L’acculturation data doit s’inscrire dans une démarche d’amélioration continue et d’émergence de projet innovants. Et quel que soit la typologie de l’entreprise – décentralisé, centralisé, hybride – il est important d’avoir des porte-paroles pour relayer le message de l’acculturation data au sein de toute l’organisation.
Quelles actions ou pratiques faut-il respecter pour réussir son projet d’acculturation data ?
Dans un premier temps, il est important d’associer les actions d’acculturation data à des projets ou même des cas d’usages.
Comme premier levier d’action : les ateliers de Design Thinking (speed-boat, pont de corde, …) et l’usage de méthodes agiles. Ils permettent de faire émerger une culture collaborative qui favorise l’idéation et donc l’innovation.
Auprès du Top Management, l’acculturation va se baser sur des retours d’expérience réussis pour démontrer le gain à court, moyen et long terme. Si le ROI est quantitativement difficile à expliquer, le fait de démontrer que l’acculturation data a permis d’optimiser tel processus, a rendu plus productif telle BU, permettra d’avoir des sponsors dans la durée.
La communication événementielle permettra quant à elle d’opérer une bonne mise en mouvement. Cela peut passer par la célébration des victoires par exemple.
Le quatrième levier est la pédagogie active. Celle-ci consiste à vulgariser les métiers de la data à travers des dispositifs communautaires ou généraux.
Enfin, le dernier levier consiste à capitaliser sur des relais internes ou externes (cabinet de conseil en acculturation data). La direction de la communication, par exemple, va pouvoir proposer des événements collectifs et collaboratifs favorisant l’acculturation data.
Comment construire un plan d’acculturation data ?
On ne fait pas de l’acculturation pour de l’acculturation, mais dans le but de faire avancer certains projets. Le pilotage de l’acculturation doit en ce sens être inclus dans le pilotage d’autres projets.
Dans un premier temps il faut identifier les populations ciblées par ce projet. Puis, il faut lister les actions de communication discutée au cours d’une journée de cohésion ou d’un café virtuel. Et enfin il sera possible de construire le plan de communication avec les temps forts et les différentes actions.
Comment gérer les résistances pour faire vivre l’acculturation data dans le temps ?
La première des choses : ne négliger personne.
Il faut tout d’abord identifier les résistances. Sans pour autant accoler une étiquette à ces personnes, il s’agit d’amener ces populations à positiver dans un environnement participatif et collaboratif. L’objectif étant toujours de tendre vers l’homogénéisation de la connaissance de la donnée.

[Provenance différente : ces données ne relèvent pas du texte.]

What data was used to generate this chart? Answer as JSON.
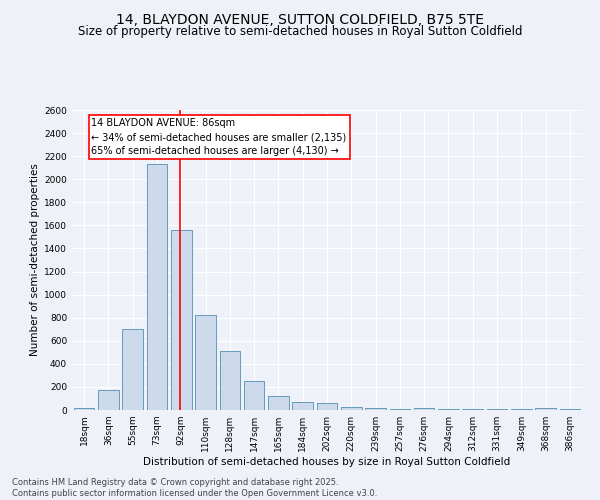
{
  "title": "14, BLAYDON AVENUE, SUTTON COLDFIELD, B75 5TE",
  "subtitle": "Size of property relative to semi-detached houses in Royal Sutton Coldfield",
  "xlabel": "Distribution of semi-detached houses by size in Royal Sutton Coldfield",
  "ylabel": "Number of semi-detached properties",
  "categories": [
    "18sqm",
    "36sqm",
    "55sqm",
    "73sqm",
    "92sqm",
    "110sqm",
    "128sqm",
    "147sqm",
    "165sqm",
    "184sqm",
    "202sqm",
    "220sqm",
    "239sqm",
    "257sqm",
    "276sqm",
    "294sqm",
    "312sqm",
    "331sqm",
    "349sqm",
    "368sqm",
    "386sqm"
  ],
  "values": [
    20,
    175,
    700,
    2130,
    1560,
    825,
    510,
    250,
    125,
    70,
    65,
    30,
    15,
    5,
    15,
    5,
    5,
    5,
    5,
    20,
    5
  ],
  "bar_color": "#ccdaec",
  "bar_edge_color": "#6699bb",
  "vline_color": "red",
  "vline_xindex": 3.93,
  "annotation_title": "14 BLAYDON AVENUE: 86sqm",
  "annotation_line1": "← 34% of semi-detached houses are smaller (2,135)",
  "annotation_line2": "65% of semi-detached houses are larger (4,130) →",
  "annotation_box_color": "white",
  "annotation_box_edge": "red",
  "ylim": [
    0,
    2600
  ],
  "yticks": [
    0,
    200,
    400,
    600,
    800,
    1000,
    1200,
    1400,
    1600,
    1800,
    2000,
    2200,
    2400,
    2600
  ],
  "bg_color": "#eef2f8",
  "grid_color": "white",
  "footer1": "Contains HM Land Registry data © Crown copyright and database right 2025.",
  "footer2": "Contains public sector information licensed under the Open Government Licence v3.0.",
  "title_fontsize": 10,
  "subtitle_fontsize": 8.5,
  "axis_label_fontsize": 7.5,
  "tick_fontsize": 6.5,
  "annotation_fontsize": 7,
  "footer_fontsize": 6
}
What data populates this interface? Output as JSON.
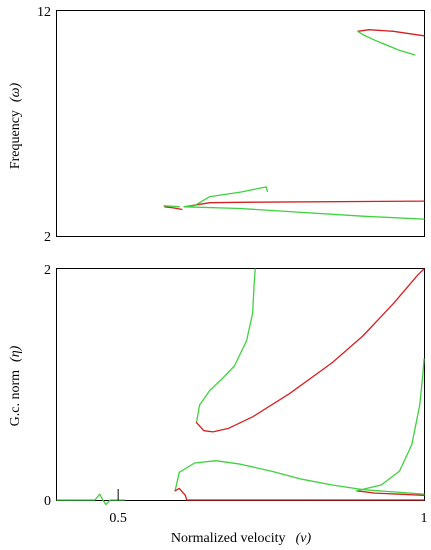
{
  "chart_data": [
    {
      "type": "line",
      "ylabel": "Frequency",
      "ylabel_symbol": "(ω)",
      "xlim": [
        0.4,
        1.0
      ],
      "ylim": [
        2,
        12
      ],
      "yticks": [
        {
          "value": 2,
          "label": "2"
        },
        {
          "value": 12,
          "label": "12"
        }
      ],
      "xticks": [],
      "colors": {
        "red": "#d42020",
        "green": "#3fd13f"
      },
      "series": [
        {
          "color": "red",
          "points": [
            [
              0.892,
              11.1
            ],
            [
              0.91,
              11.17
            ],
            [
              0.95,
              11.1
            ],
            [
              1.0,
              10.9
            ]
          ]
        },
        {
          "color": "green",
          "points": [
            [
              0.892,
              11.1
            ],
            [
              0.9,
              10.95
            ],
            [
              0.92,
              10.7
            ],
            [
              0.96,
              10.25
            ],
            [
              0.985,
              10.05
            ]
          ]
        },
        {
          "color": "red",
          "points": [
            [
              0.608,
              3.3
            ],
            [
              0.65,
              3.48
            ],
            [
              0.7,
              3.5
            ],
            [
              1.0,
              3.55
            ]
          ]
        },
        {
          "color": "green",
          "points": [
            [
              0.608,
              3.3
            ],
            [
              0.7,
              3.22
            ],
            [
              0.8,
              3.05
            ],
            [
              0.9,
              2.88
            ],
            [
              1.0,
              2.75
            ]
          ]
        },
        {
          "color": "green",
          "points": [
            [
              0.608,
              3.3
            ],
            [
              0.625,
              3.35
            ],
            [
              0.65,
              3.75
            ],
            [
              0.7,
              3.95
            ],
            [
              0.742,
              4.18
            ],
            [
              0.744,
              3.98
            ]
          ]
        },
        {
          "color": "red",
          "points": [
            [
              0.576,
              3.3
            ],
            [
              0.59,
              3.25
            ],
            [
              0.604,
              3.18
            ]
          ]
        },
        {
          "color": "green",
          "points": [
            [
              0.575,
              3.34
            ],
            [
              0.59,
              3.32
            ],
            [
              0.6,
              3.3
            ]
          ]
        }
      ]
    },
    {
      "type": "line",
      "xlabel": "Normalized velocity",
      "xlabel_symbol": "(v)",
      "ylabel": "G.c. norm",
      "ylabel_symbol": "(η)",
      "xlim": [
        0.4,
        1.0
      ],
      "ylim": [
        0,
        2
      ],
      "xticks": [
        {
          "value": 0.5,
          "label": "0.5"
        },
        {
          "value": 1.0,
          "label": "1"
        }
      ],
      "yticks": [
        {
          "value": 0,
          "label": "0"
        },
        {
          "value": 2,
          "label": "2"
        }
      ],
      "colors": {
        "red": "#d42020",
        "green": "#3fd13f"
      },
      "series": [
        {
          "color": "green",
          "points": [
            [
              0.4,
              0.0
            ],
            [
              0.462,
              0.0
            ],
            [
              0.47,
              0.05
            ],
            [
              0.475,
              0.0
            ],
            [
              0.48,
              -0.04
            ],
            [
              0.487,
              0.0
            ],
            [
              0.5,
              0.0
            ],
            [
              0.51,
              0.0
            ]
          ]
        },
        {
          "color": "green",
          "points": [
            [
              0.628,
              0.67
            ],
            [
              0.633,
              0.82
            ],
            [
              0.65,
              0.95
            ],
            [
              0.67,
              1.05
            ],
            [
              0.69,
              1.16
            ],
            [
              0.71,
              1.38
            ],
            [
              0.72,
              1.62
            ],
            [
              0.722,
              1.85
            ],
            [
              0.724,
              2.0
            ]
          ]
        },
        {
          "color": "red",
          "points": [
            [
              0.628,
              0.67
            ],
            [
              0.64,
              0.6
            ],
            [
              0.655,
              0.59
            ],
            [
              0.68,
              0.62
            ],
            [
              0.72,
              0.72
            ],
            [
              0.78,
              0.92
            ],
            [
              0.85,
              1.19
            ],
            [
              0.9,
              1.42
            ],
            [
              0.95,
              1.7
            ],
            [
              0.99,
              1.95
            ],
            [
              1.0,
              2.0
            ]
          ]
        },
        {
          "color": "green",
          "points": [
            [
              0.593,
              0.08
            ],
            [
              0.6,
              0.24
            ],
            [
              0.625,
              0.32
            ],
            [
              0.66,
              0.34
            ],
            [
              0.7,
              0.31
            ],
            [
              0.75,
              0.25
            ],
            [
              0.8,
              0.18
            ],
            [
              0.85,
              0.13
            ],
            [
              0.9,
              0.09
            ],
            [
              0.95,
              0.07
            ],
            [
              1.0,
              0.05
            ]
          ]
        },
        {
          "color": "red",
          "points": [
            [
              0.593,
              0.08
            ],
            [
              0.6,
              0.1
            ],
            [
              0.61,
              0.04
            ],
            [
              0.612,
              0.0
            ],
            [
              1.0,
              0.0
            ]
          ]
        },
        {
          "color": "red",
          "points": [
            [
              0.89,
              0.08
            ],
            [
              0.92,
              0.06
            ],
            [
              0.96,
              0.05
            ],
            [
              1.0,
              0.04
            ]
          ]
        },
        {
          "color": "green",
          "points": [
            [
              0.89,
              0.08
            ],
            [
              0.93,
              0.13
            ],
            [
              0.96,
              0.25
            ],
            [
              0.98,
              0.48
            ],
            [
              0.993,
              0.82
            ],
            [
              0.998,
              1.08
            ],
            [
              1.0,
              1.22
            ]
          ]
        }
      ]
    }
  ]
}
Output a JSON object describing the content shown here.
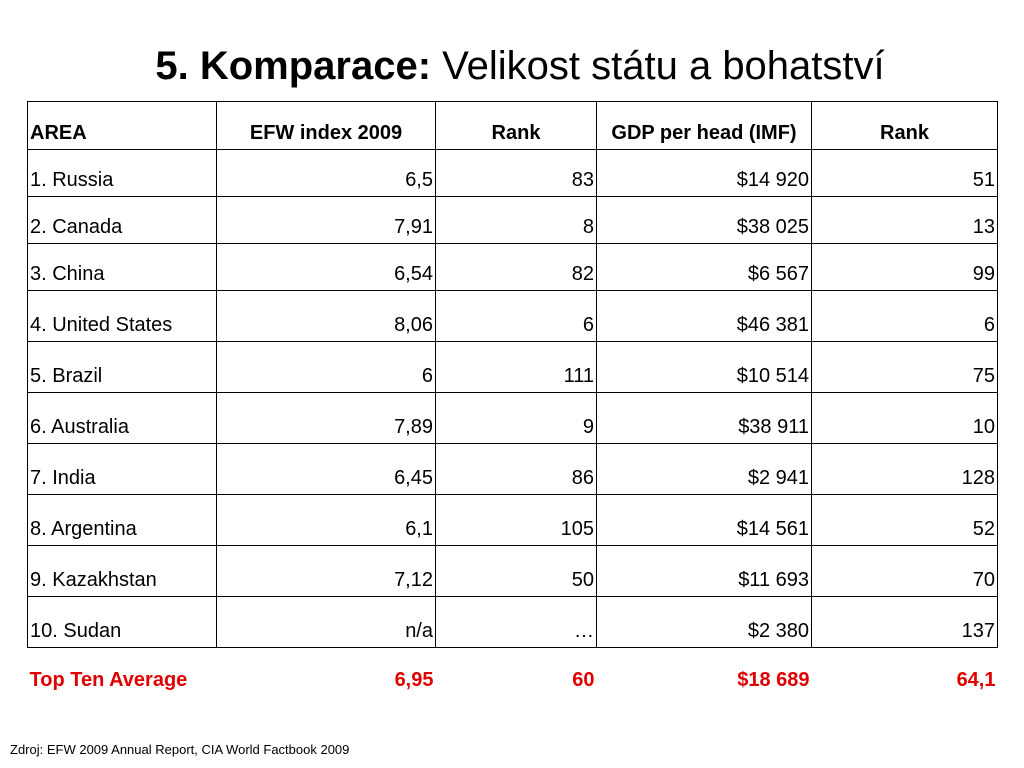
{
  "title": {
    "bold_part": "5. Komparace:",
    "normal_part": "Velikost státu a bohatství"
  },
  "table": {
    "headers": [
      "AREA",
      "EFW index 2009",
      "Rank",
      "GDP per head (IMF)",
      "Rank"
    ],
    "rows": [
      [
        "1. Russia",
        "6,5",
        "83",
        "$14 920",
        "51"
      ],
      [
        "2. Canada",
        "7,91",
        "8",
        "$38 025",
        "13"
      ],
      [
        "3. China",
        "6,54",
        "82",
        "$6 567",
        "99"
      ],
      [
        "4. United States",
        "8,06",
        "6",
        "$46 381",
        "6"
      ],
      [
        "5. Brazil",
        "6",
        "111",
        "$10 514",
        "75"
      ],
      [
        "6. Australia",
        "7,89",
        "9",
        "$38 911",
        "10"
      ],
      [
        "7. India",
        "6,45",
        "86",
        "$2 941",
        "128"
      ],
      [
        "8. Argentina",
        "6,1",
        "105",
        "$14 561",
        "52"
      ],
      [
        "9. Kazakhstan",
        "7,12",
        "50",
        "$11 693",
        "70"
      ],
      [
        "10. Sudan",
        "n/a",
        "…",
        "$2 380",
        "137"
      ]
    ],
    "footer": [
      "Top Ten Average",
      "6,95",
      "60",
      "$18 689",
      "64,1"
    ]
  },
  "source": "Zdroj: EFW 2009 Annual Report, CIA World Factbook 2009",
  "colors": {
    "footer_text": "#e00000",
    "border": "#000000"
  }
}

Il ne faut pas voir le changement comme quelque chose qu’on nous enlève mais au contraire, il faut essayer de mettre en avant le côté positif et les opportunités à saisir grâce au changement.
Pourquoi investir dans un projet d’acculturation data, qui n’est autre qu’un projet dans un projet ?
Si ce type de projet est souvent vu comme un centre de coût, il ne faut pas oublier qu’un ROI s’en dégage, difficilement quantifiable au démarrage.
Un projet d’acculturation data permet de réduire les risques opérationnels, financiers, techniques, organisationnels… liés à des dysfonctionnements et des perturbations de la chaîne de productivité du fait d’une incompréhension de certaines données.
Un meilleur dialogue entre les métiers et les fonctions plus techniques permettra d’avoir une fluidité de l’information et améliorera la productivité en favorisant l’innovation.